Randy Coven dorastał w stanie Nowy Jork, gdzie już w młodym wieku zainteresował się muzyką. Jak później wspominał Coven, decydujący wpływ na jego dalsze losy miało spotkanie z mieszkającym po sąsiedzku Jeffem Berlinem, który pokazał mu jak prawidłowo zagrać utwór Stanleya Clarke'a "Vulcan Worlds". Pod wpływem tego doświadczenia Coven zdecydował się na studia w Berklee College of Music, gdzie - co ciekawe - mieszkał w jednym pokoju ze... Steve Vaiem. Obaj panowie zostali przyjaciółmi i założyli lokalną formację Morning Thunder.
Później Randy Coven koncertował z kanadyjskim zespołem Orpheus a następnie założył własną grupę Randy Coven Band, która w 1985 roku wydała debiutancki album "Funk Me Tender".
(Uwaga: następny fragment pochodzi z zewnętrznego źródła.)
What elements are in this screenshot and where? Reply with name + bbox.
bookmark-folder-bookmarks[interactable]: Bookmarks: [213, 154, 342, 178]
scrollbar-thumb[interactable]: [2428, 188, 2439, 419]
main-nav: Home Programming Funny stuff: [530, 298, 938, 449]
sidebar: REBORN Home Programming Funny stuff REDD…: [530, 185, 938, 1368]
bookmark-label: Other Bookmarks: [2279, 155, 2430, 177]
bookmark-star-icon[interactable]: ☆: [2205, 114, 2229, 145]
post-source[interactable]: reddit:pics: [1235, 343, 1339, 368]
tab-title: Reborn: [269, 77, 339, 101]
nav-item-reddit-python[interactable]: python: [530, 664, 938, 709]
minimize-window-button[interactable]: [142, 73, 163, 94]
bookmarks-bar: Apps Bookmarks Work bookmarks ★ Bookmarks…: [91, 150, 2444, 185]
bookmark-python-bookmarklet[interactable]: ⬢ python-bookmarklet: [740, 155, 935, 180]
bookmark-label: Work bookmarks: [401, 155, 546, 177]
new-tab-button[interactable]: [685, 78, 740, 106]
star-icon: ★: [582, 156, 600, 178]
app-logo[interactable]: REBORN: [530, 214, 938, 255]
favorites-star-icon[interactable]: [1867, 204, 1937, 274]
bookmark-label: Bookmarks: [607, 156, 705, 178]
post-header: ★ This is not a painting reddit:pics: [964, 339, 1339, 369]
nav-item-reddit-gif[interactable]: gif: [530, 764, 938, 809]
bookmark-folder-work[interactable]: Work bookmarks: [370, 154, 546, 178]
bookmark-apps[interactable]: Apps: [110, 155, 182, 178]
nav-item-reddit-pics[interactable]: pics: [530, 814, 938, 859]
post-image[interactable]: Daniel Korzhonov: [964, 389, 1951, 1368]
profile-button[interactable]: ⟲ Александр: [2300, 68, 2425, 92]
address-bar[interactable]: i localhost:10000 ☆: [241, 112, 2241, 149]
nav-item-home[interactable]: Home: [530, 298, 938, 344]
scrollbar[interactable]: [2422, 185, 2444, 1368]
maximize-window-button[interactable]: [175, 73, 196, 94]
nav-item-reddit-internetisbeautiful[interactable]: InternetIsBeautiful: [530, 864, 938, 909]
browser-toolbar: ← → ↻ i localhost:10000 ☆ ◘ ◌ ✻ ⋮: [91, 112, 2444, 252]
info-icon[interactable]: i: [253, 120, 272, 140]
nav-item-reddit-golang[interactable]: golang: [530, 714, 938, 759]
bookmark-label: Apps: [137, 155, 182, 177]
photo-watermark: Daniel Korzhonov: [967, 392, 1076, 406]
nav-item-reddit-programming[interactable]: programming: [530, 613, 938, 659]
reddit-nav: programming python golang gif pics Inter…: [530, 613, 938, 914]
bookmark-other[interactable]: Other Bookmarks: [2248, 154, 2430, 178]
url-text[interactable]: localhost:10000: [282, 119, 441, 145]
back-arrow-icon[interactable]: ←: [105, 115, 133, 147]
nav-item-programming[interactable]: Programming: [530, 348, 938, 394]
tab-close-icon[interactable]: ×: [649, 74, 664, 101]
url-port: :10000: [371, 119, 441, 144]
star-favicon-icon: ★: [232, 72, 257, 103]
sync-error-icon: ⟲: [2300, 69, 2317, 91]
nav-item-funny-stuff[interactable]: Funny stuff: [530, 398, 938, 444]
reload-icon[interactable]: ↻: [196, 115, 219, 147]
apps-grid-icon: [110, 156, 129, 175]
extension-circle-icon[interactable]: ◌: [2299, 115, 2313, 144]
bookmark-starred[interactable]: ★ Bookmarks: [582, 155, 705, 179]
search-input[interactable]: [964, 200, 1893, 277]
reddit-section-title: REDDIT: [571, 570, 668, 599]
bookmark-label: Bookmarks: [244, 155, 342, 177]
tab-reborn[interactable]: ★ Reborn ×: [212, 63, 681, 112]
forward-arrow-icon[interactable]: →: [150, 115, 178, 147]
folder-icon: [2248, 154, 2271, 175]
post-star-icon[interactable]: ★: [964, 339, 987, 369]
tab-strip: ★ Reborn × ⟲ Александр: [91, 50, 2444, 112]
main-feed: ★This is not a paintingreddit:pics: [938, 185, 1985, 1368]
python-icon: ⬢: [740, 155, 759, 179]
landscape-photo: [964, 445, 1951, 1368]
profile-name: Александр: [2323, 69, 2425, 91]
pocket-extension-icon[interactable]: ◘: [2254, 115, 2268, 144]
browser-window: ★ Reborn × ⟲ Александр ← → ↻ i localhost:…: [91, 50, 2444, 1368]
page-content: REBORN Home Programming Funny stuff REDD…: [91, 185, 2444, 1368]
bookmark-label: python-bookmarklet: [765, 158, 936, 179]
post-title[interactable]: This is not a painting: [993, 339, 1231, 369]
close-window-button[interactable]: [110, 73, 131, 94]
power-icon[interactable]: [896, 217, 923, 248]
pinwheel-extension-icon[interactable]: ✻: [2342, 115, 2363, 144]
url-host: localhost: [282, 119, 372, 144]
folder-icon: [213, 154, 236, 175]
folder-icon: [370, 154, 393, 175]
W latach '90 współpracował z Leslie Westem z grupy Mountain, a później także między innymi z Yngwie Malmsteenem, Zakkiem Wylde, Steve Morsem, Joe Lynn Turnerem, Doogie Whitem, czy formacją Ark. Zarejestrował także solowy album "Dodgin' The Dirt".
Randy Coven zmarł we wtorek 20 maja w wieku 54 lat. Przyczyn śmierci nie została ujawniona.